In statistical analysis the word “significant” means that there is evidence that effect found in the sample exists in the population from which the sample was drawn. The choice of the word “significant” is unfortunate, as it is used to mean something different in common language. Reporters hear a scientist say that there is a significant effect, and tend to think big. Results gets reported as significant, meaning big, and we have effect inflation.

Where do p-values come from?

In reality, if we take a large enough sample, even a small effect will show up as significant. Because the sample is large, it is easier to detect and be sure of the existence of small effects in the population. However, this does not mean that the effect is notable or makes any difference.

Unfortunately this confusion is rife in the reporting of medical and educational research. A drug may have a statistically significant effect, which means that there is evidence that it exists in the population, but it may be to reduce incidence from 2 in a thousand to 1 in a thousand, which isn’t really much of a difference. To make matters worse a result like this can also be stated as a 50% decrease, which makes it seem even more miraculous.

This post is more about learning statistics, but those who teach it really need to be alert for this misconception. We have just posted our latest YouTube video explaining significance and usefulness, evidence and strength, association and causation.

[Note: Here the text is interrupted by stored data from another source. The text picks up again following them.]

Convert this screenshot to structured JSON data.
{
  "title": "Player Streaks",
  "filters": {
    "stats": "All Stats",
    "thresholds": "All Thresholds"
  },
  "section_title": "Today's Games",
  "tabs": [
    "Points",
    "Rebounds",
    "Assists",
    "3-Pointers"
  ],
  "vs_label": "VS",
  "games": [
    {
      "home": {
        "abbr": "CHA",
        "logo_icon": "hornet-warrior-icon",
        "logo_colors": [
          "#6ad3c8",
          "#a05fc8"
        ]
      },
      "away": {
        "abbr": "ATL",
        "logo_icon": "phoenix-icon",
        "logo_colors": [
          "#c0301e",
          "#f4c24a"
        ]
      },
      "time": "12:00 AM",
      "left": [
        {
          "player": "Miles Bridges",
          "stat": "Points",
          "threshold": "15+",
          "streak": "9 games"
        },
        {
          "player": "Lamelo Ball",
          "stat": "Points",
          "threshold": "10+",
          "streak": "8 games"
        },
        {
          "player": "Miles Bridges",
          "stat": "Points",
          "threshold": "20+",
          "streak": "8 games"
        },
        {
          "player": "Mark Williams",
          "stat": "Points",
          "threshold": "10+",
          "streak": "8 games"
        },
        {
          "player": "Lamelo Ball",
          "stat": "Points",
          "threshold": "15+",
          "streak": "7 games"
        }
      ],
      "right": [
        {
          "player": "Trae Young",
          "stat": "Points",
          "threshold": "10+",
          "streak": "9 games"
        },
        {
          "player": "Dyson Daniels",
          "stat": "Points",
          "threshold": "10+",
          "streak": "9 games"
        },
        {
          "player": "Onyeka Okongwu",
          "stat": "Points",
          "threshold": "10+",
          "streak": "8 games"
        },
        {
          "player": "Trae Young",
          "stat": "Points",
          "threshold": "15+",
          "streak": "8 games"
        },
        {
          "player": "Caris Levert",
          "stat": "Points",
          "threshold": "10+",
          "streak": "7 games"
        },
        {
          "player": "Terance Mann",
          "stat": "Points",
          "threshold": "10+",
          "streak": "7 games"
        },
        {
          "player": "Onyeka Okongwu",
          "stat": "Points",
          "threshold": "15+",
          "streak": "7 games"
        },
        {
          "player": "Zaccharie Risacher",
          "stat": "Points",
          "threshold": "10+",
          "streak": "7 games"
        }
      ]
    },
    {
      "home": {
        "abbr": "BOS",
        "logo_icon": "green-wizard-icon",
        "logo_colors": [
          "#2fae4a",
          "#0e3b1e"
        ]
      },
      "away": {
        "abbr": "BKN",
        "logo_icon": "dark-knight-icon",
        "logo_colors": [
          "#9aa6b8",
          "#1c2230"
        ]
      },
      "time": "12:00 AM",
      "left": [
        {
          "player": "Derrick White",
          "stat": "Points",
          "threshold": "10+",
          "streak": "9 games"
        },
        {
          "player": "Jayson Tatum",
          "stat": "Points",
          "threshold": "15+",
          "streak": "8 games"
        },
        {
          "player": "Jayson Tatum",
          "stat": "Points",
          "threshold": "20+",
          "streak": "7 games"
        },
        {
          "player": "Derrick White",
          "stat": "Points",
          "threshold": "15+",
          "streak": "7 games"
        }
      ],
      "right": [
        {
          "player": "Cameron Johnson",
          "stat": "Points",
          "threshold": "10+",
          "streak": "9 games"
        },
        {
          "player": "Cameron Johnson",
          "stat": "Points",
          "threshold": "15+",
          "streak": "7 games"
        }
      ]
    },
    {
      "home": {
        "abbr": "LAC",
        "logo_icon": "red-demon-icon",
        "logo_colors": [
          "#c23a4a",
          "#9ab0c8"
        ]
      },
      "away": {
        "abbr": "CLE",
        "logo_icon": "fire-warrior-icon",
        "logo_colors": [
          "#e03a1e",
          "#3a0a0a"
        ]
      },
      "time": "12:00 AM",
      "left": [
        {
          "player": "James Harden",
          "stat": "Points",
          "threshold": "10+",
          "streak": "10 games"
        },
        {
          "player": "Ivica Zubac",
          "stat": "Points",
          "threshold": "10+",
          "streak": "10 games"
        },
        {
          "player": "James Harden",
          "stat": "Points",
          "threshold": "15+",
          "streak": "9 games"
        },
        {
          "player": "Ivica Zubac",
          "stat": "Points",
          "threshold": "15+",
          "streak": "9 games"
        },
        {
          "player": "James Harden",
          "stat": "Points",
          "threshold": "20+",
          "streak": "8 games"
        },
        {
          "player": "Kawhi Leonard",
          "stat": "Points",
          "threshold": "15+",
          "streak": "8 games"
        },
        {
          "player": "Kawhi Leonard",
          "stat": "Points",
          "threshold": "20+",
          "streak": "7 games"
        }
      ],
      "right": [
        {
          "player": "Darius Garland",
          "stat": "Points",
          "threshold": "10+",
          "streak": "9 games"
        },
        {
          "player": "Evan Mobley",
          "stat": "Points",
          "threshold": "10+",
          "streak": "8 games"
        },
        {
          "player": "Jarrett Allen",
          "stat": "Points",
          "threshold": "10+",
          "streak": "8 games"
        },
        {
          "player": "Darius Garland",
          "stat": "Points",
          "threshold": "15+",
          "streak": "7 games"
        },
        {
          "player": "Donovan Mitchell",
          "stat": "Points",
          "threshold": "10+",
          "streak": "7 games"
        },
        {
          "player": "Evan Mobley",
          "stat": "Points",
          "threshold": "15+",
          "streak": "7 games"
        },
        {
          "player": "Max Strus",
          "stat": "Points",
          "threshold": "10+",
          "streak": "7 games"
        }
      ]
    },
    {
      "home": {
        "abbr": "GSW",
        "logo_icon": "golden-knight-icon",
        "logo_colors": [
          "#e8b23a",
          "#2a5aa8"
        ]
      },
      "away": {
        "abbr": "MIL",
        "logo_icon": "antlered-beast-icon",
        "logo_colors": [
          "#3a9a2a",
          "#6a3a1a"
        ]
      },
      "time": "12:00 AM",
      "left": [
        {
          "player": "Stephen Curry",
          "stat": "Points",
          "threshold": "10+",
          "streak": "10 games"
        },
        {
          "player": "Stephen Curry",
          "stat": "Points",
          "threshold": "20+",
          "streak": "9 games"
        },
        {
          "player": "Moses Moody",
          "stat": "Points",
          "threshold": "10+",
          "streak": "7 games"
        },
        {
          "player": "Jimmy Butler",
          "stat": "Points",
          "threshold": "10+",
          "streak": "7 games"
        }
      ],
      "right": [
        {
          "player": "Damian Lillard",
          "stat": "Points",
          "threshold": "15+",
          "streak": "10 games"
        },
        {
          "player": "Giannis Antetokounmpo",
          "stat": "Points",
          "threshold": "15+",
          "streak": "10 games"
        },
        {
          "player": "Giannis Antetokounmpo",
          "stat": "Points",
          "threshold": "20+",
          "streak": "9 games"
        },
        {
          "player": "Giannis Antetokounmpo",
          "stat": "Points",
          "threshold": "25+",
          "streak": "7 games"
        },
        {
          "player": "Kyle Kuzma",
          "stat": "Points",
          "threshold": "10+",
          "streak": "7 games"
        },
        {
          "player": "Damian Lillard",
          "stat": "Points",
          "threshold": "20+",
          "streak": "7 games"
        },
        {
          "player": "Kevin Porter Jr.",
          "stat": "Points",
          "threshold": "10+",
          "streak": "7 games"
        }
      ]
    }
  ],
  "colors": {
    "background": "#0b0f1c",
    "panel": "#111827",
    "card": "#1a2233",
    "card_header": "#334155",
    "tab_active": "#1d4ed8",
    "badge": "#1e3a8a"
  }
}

Within the video I have tried to give memorable images, which students will hold onto, even if they don’t quite remember the reasoning. The p-value shrinking as the Evidence label grows, aims to help students understand that a small p means more evidence to reject the null. I’m also really pleased with my “p-machine”, turning the mean, standard deviation and sample size into a t statistic, which is then converted to a p-value.

There are just a few really big ideas in statistics, and these are some of them. This forms part of statistical literacy, which is important to all citizens. I hope you may find the video useful in helping students remember.